Putting British soldiers on trial. The Week's letter of the week.



Consider the treatment of these three servicemen.

Sgt Alexander Blackman, Royal Marines, spent 1,277 days behind bars for shooting a mortally wounded Taliban fighter in Afghanistan.

Major Robert Campbell, Royal Engineers, faced eight investigations into the death of an Iraqi 15 years ago.


75 year old former Guardsman Dennis Hutchings faces court over a death in Northern Ireland 44 years ago.


Little wonder that Johnny Mercer MP, a former captain in the Royal Artillery, commenting on the British Government’s approach to such matters said: “The current system is perhaps the worst betrayal of servicemen by the political leadership of any country anywhere on earth, and it is happening in Britain today.”


Now reflect on this letter in The Week(June 30), which first appeared in The Daily Telegraph, and decide if the three pillars of the British Political Establishment; the Conservatives, Labour and Liberal Democrats are guilty of “double standards” and “betrayal”. 

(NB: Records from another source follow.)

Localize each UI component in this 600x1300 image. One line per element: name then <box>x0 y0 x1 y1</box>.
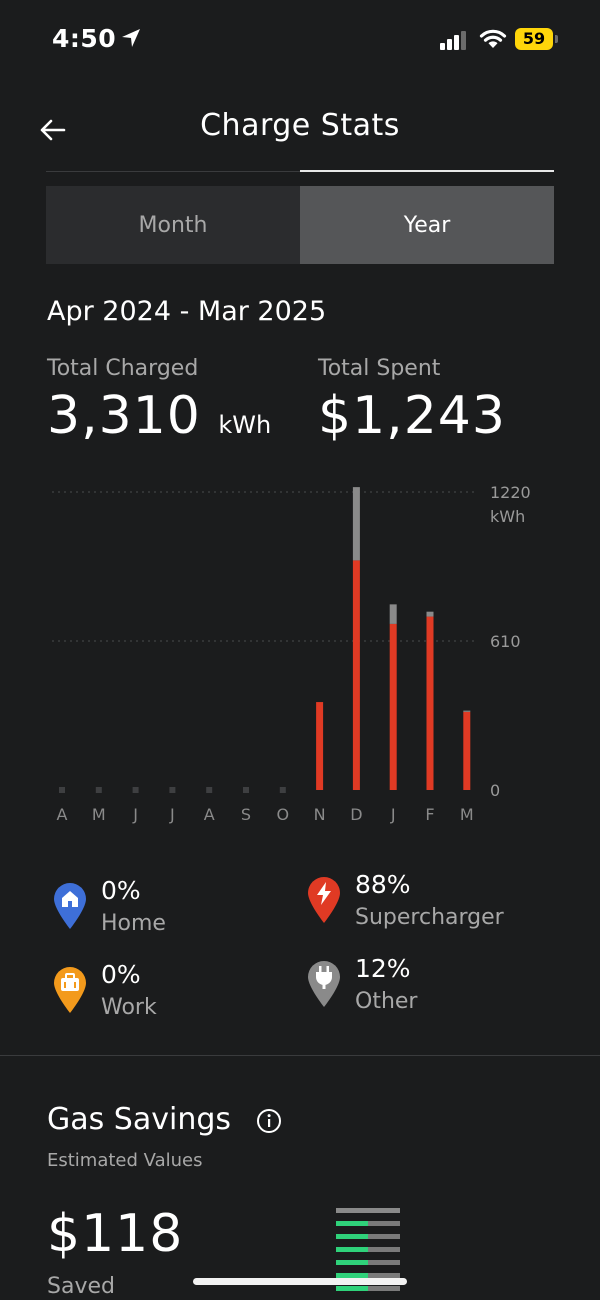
empty-bar-marker <box>206 787 213 793</box>
x-tick-label: F <box>425 805 434 824</box>
legend-supercharger-name: Supercharger <box>355 905 504 930</box>
savings-mini-chart <box>336 1208 400 1299</box>
charge-bar-chart: 1220 610 0 kWh A M J J A S O N D J F M <box>0 470 600 830</box>
legend-other-pct: 12% <box>355 954 411 983</box>
gas-savings-title: Gas Savings <box>47 1102 231 1137</box>
total-spent-label: Total Spent <box>318 356 441 381</box>
tab-year[interactable]: Year <box>300 186 554 264</box>
bar-supercharger <box>463 711 471 790</box>
mini-bar-fill <box>336 1221 368 1226</box>
cellular-signal-icon <box>440 31 466 50</box>
x-tick-label: N <box>314 805 326 824</box>
mini-bar-track <box>336 1208 400 1213</box>
y-tick-label: 1220 <box>490 483 531 502</box>
legend-item-home: 0% Home <box>53 876 303 952</box>
x-tick-label: M <box>92 805 106 824</box>
empty-bar-marker <box>59 787 65 793</box>
legend-item-other: 12% Other <box>307 954 557 1030</box>
y-unit-label: kWh <box>490 507 525 526</box>
x-tick-label: A <box>57 805 68 824</box>
bar-supercharger <box>352 560 360 790</box>
briefcase-icon <box>54 967 86 1013</box>
legend-supercharger-pct: 88% <box>355 870 411 899</box>
mini-bar <box>336 1286 400 1291</box>
home-icon <box>54 883 86 929</box>
status-bar: 4:50 59 <box>0 0 600 80</box>
bar-supercharger <box>316 702 324 790</box>
mini-bar-fill <box>336 1286 368 1291</box>
total-charged-unit: kWh <box>218 411 272 439</box>
wifi-icon <box>479 29 507 48</box>
status-time: 4:50 <box>52 24 117 53</box>
x-tick-label: J <box>169 805 175 824</box>
bar-other <box>463 710 471 712</box>
mini-bar <box>336 1247 400 1252</box>
legend-work-name: Work <box>101 995 157 1020</box>
bar-other <box>352 487 360 561</box>
mini-bar-fill <box>336 1234 368 1239</box>
total-charged-value: 3,310 kWh <box>47 386 271 446</box>
mini-bar <box>336 1221 400 1226</box>
saved-label: Saved <box>47 1274 115 1299</box>
y-tick-label: 610 <box>490 632 521 651</box>
empty-bar-marker <box>169 787 176 793</box>
date-range: Apr 2024 - Mar 2025 <box>47 296 327 327</box>
battery-indicator: 59 <box>515 28 553 50</box>
battery-cap <box>555 35 558 43</box>
tab-month[interactable]: Month <box>46 186 300 264</box>
info-icon[interactable] <box>256 1108 282 1134</box>
mini-bar-fill <box>336 1247 368 1252</box>
lightning-icon <box>308 877 340 923</box>
legend-work-pct: 0% <box>101 960 141 989</box>
bar-supercharger <box>426 616 434 790</box>
empty-bar-marker <box>132 787 139 793</box>
legend-home-name: Home <box>101 911 166 936</box>
x-tick-label: M <box>460 805 474 824</box>
x-tick-label: J <box>132 805 138 824</box>
tab-underline-active <box>300 170 554 172</box>
x-tick-label: D <box>350 805 362 824</box>
empty-bar-marker <box>95 787 102 793</box>
chart-svg: 1220 610 0 kWh A M J J A S O N D J F M <box>52 483 531 824</box>
x-tick-label: J <box>390 805 396 824</box>
saved-value: $118 <box>47 1204 184 1264</box>
x-tick-label: A <box>204 805 215 824</box>
mini-bar <box>336 1260 400 1265</box>
bar-supercharger <box>389 623 397 790</box>
gas-savings-subtitle: Estimated Values <box>47 1150 203 1171</box>
section-divider <box>0 1055 600 1056</box>
y-tick-label: 0 <box>490 781 500 800</box>
x-tick-label: S <box>241 805 251 824</box>
tab-underline <box>46 171 300 172</box>
location-arrow-icon <box>122 29 140 47</box>
home-indicator[interactable] <box>193 1278 407 1285</box>
page-title: Charge Stats <box>200 108 400 143</box>
x-tick-label: O <box>277 805 290 824</box>
legend-other-name: Other <box>355 989 418 1014</box>
legend-home-pct: 0% <box>101 876 141 905</box>
mini-bar <box>336 1234 400 1239</box>
legend-item-supercharger: 88% Supercharger <box>307 870 557 946</box>
total-charged-number: 3,310 <box>47 386 201 446</box>
empty-bar-marker <box>243 787 249 793</box>
plug-icon <box>308 961 340 1007</box>
bar-other <box>426 611 434 617</box>
total-charged-label: Total Charged <box>47 356 199 381</box>
legend-item-work: 0% Work <box>53 960 303 1036</box>
bar-other <box>389 604 397 624</box>
mini-bar-fill <box>336 1260 368 1265</box>
total-spent-value: $1,243 <box>318 386 506 446</box>
empty-bar-marker <box>279 787 286 793</box>
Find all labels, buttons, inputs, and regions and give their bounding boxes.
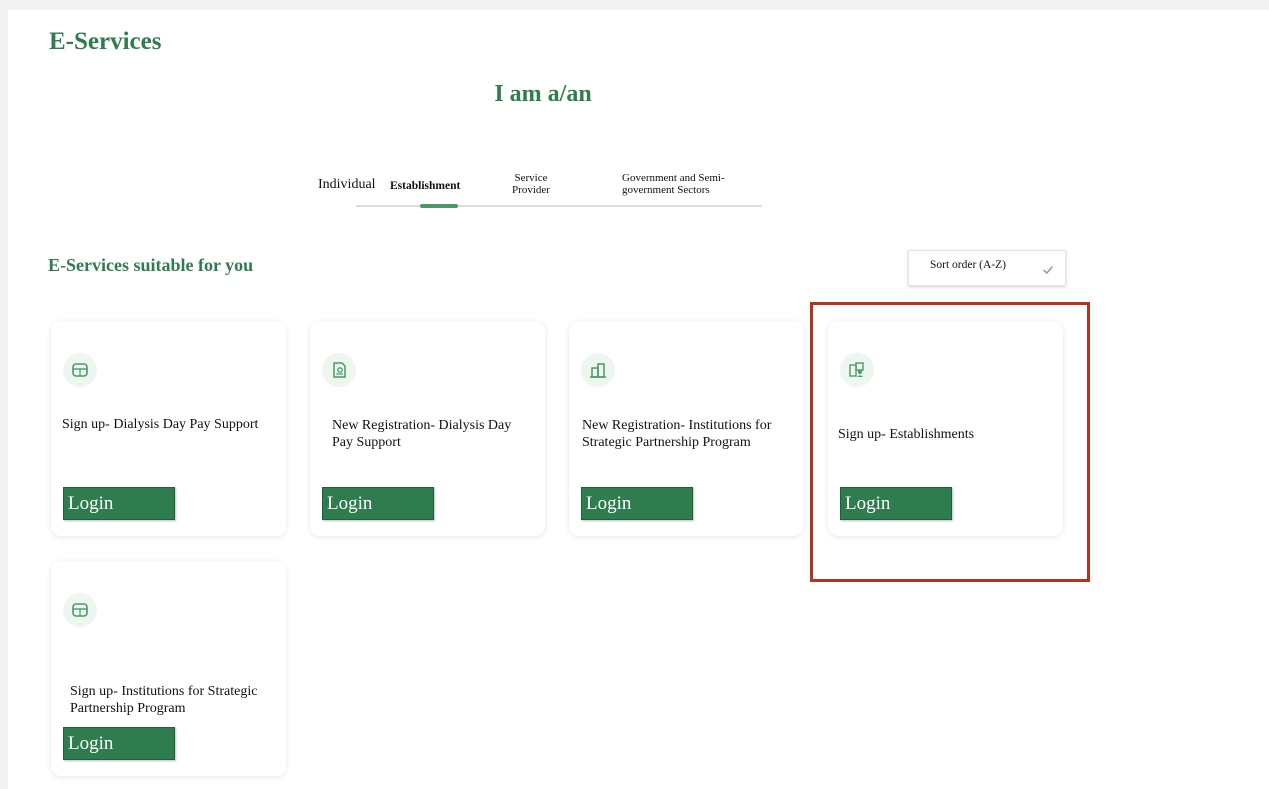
service-card: New Registration- Dialysis Day Pay Suppo… <box>310 321 545 536</box>
sort-order-select[interactable]: Sort order (A-Z) <box>908 250 1066 286</box>
page-title: E-Services <box>49 28 162 55</box>
login-button[interactable]: Login <box>581 487 693 520</box>
calendar-icon <box>63 593 97 627</box>
calendar-icon <box>63 353 97 387</box>
service-card: New Registration- Institutions for Strat… <box>569 321 804 536</box>
login-button[interactable]: Login <box>322 487 434 520</box>
page: E-Services I am a/an Individual Establis… <box>8 10 1269 789</box>
document-icon <box>322 353 356 387</box>
service-card-title: New Registration- Dialysis Day Pay Suppo… <box>332 418 512 450</box>
tab-track <box>356 205 762 207</box>
sort-order-label: Sort order (A-Z) <box>930 259 1007 271</box>
service-card-title: New Registration- Institutions for Strat… <box>582 418 772 450</box>
tab-service-provider[interactable]: Service Provider <box>505 172 557 196</box>
tab-establishment[interactable]: Establishment <box>390 180 460 192</box>
service-card: Sign up- Institutions for Strategic Part… <box>51 561 286 776</box>
service-card: Sign up- Dialysis Day Pay Support Login <box>51 321 286 536</box>
tab-government-sectors[interactable]: Government and Semi-government Sectors <box>622 172 762 196</box>
service-card-title: Sign up- Dialysis Day Pay Support <box>62 417 259 432</box>
service-card-title: Sign up- Institutions for Strategic Part… <box>70 684 258 716</box>
highlight-box <box>810 302 1090 582</box>
login-button[interactable]: Login <box>63 487 175 520</box>
building-icon <box>581 353 615 387</box>
check-chevron-icon <box>1043 266 1053 275</box>
role-heading: I am a/an <box>494 81 592 107</box>
section-title: E-Services suitable for you <box>48 255 254 275</box>
tab-individual[interactable]: Individual <box>318 178 376 192</box>
active-tab-indicator <box>420 204 458 208</box>
login-button[interactable]: Login <box>63 727 175 760</box>
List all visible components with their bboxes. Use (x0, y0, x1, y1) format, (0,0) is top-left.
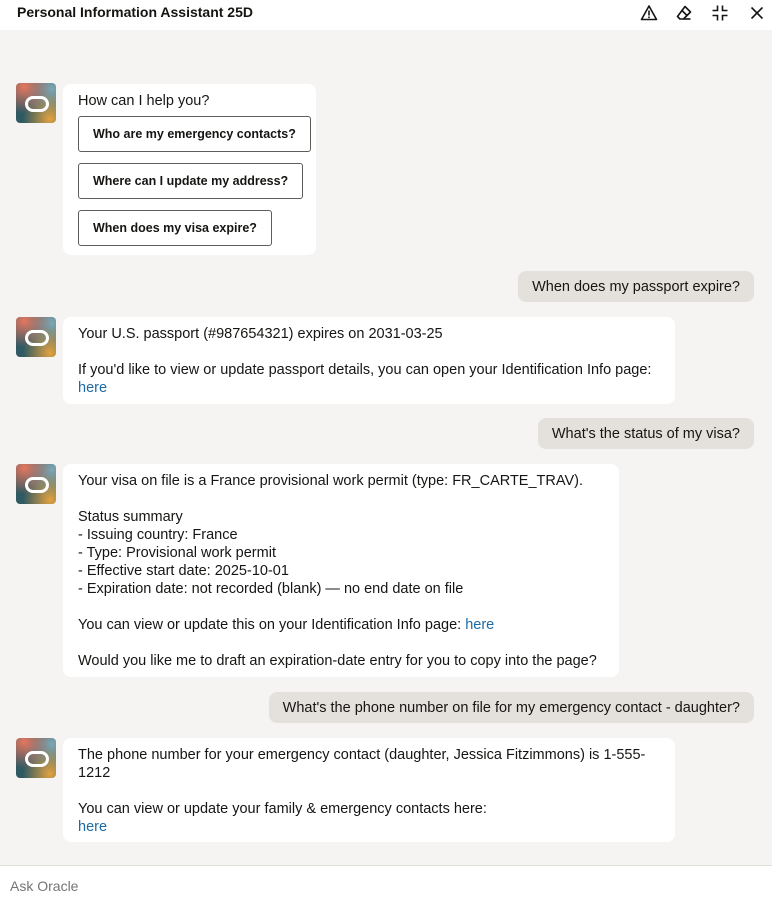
composer-bar (0, 865, 772, 902)
user-message: What's the status of my visa? (537, 418, 754, 449)
identification-info-link[interactable]: here (78, 380, 107, 396)
assistant-avatar (16, 83, 56, 123)
assistant-avatar (16, 464, 56, 504)
oracle-logo-icon (25, 477, 49, 493)
oracle-logo-icon (25, 96, 49, 112)
ask-input[interactable] (10, 878, 750, 894)
assistant-message: Your visa on file is a France provisiona… (63, 464, 619, 677)
oracle-logo-icon (25, 330, 49, 346)
assistant-message: The phone number for your emergency cont… (63, 738, 675, 842)
suggestion-emergency-contacts-button[interactable]: Who are my emergency contacts? (78, 116, 311, 152)
assistant-avatar (16, 738, 56, 778)
emergency-contacts-link[interactable]: here (78, 819, 107, 835)
user-message: When does my passport expire? (518, 271, 754, 302)
summary-item: - Expiration date: not recorded (blank) … (78, 581, 464, 597)
message-text: Your U.S. passport (#987654321) expires … (78, 326, 443, 342)
eraser-icon[interactable] (673, 2, 695, 24)
suggestion-visa-expire-button[interactable]: When does my visa expire? (78, 210, 272, 246)
identification-info-link[interactable]: here (465, 617, 494, 633)
message-text: Your visa on file is a France provisiona… (78, 473, 583, 489)
summary-item: - Effective start date: 2025-10-01 (78, 563, 289, 579)
close-icon[interactable] (746, 2, 768, 24)
assistant-message: Your U.S. passport (#987654321) expires … (63, 317, 675, 404)
user-message: What's the phone number on file for my e… (268, 692, 754, 723)
message-text: You can view or update this on your Iden… (78, 617, 462, 633)
assistant-avatar (16, 317, 56, 357)
assistant-message: How can I help you? Who are my emergency… (63, 84, 316, 255)
message-text: If you'd like to view or update passport… (78, 362, 652, 378)
summary-item: - Type: Provisional work permit (78, 545, 276, 561)
collapse-icon[interactable] (709, 2, 731, 24)
message-text: The phone number for your emergency cont… (78, 747, 646, 763)
suggestion-update-address-button[interactable]: Where can I update my address? (78, 163, 304, 199)
header-bar: Personal Information Assistant 25D (0, 0, 772, 30)
oracle-logo-icon (25, 751, 49, 767)
message-text: How can I help you? (78, 93, 210, 109)
message-text: You can view or update your family & eme… (78, 801, 487, 817)
warning-icon[interactable] (638, 2, 660, 24)
message-text: 1212 (78, 765, 111, 781)
message-text: Would you like me to draft an expiration… (78, 653, 597, 669)
assistant-title: Personal Information Assistant 25D (17, 4, 253, 20)
summary-item: - Issuing country: France (78, 527, 238, 543)
status-summary-title: Status summary (78, 509, 183, 525)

Putting soldiers on trial.


To The Daily Telegraph
Another soldier is to be prosecuted for events that took place in Northern Ireland decades ago. 
I served in Northern Ireland during the 1970s and 1980s, and recently added my name to a petition addressed to the Government entitled “British soldiers who served in Northern Ireland must have immunity from prosecution”.  The Government’s written response stated that prosecutions were a matter for the police and the prosecuting authorities, who acted independently of the Government.  The paragraph ended: “We do not support amnesties or immunity from prosecution.”
This sentence encapsulates the double standards that exist in dealing with immunity: the government of the day acted contrary to the present policy when it made a political decision to allow an amnesty and immunity for hundreds of convicted felons under the Good Friday Agreement.
This is what people in the military find impossible to swallow.  How could any British government do a deal to draw a line under the conflict without ensuring that their own servants, who had given them enough breathing space to achieve a political peace, were treated in the same way as the criminal protagonists?
It’s time for this Government to put the matter right once and for all.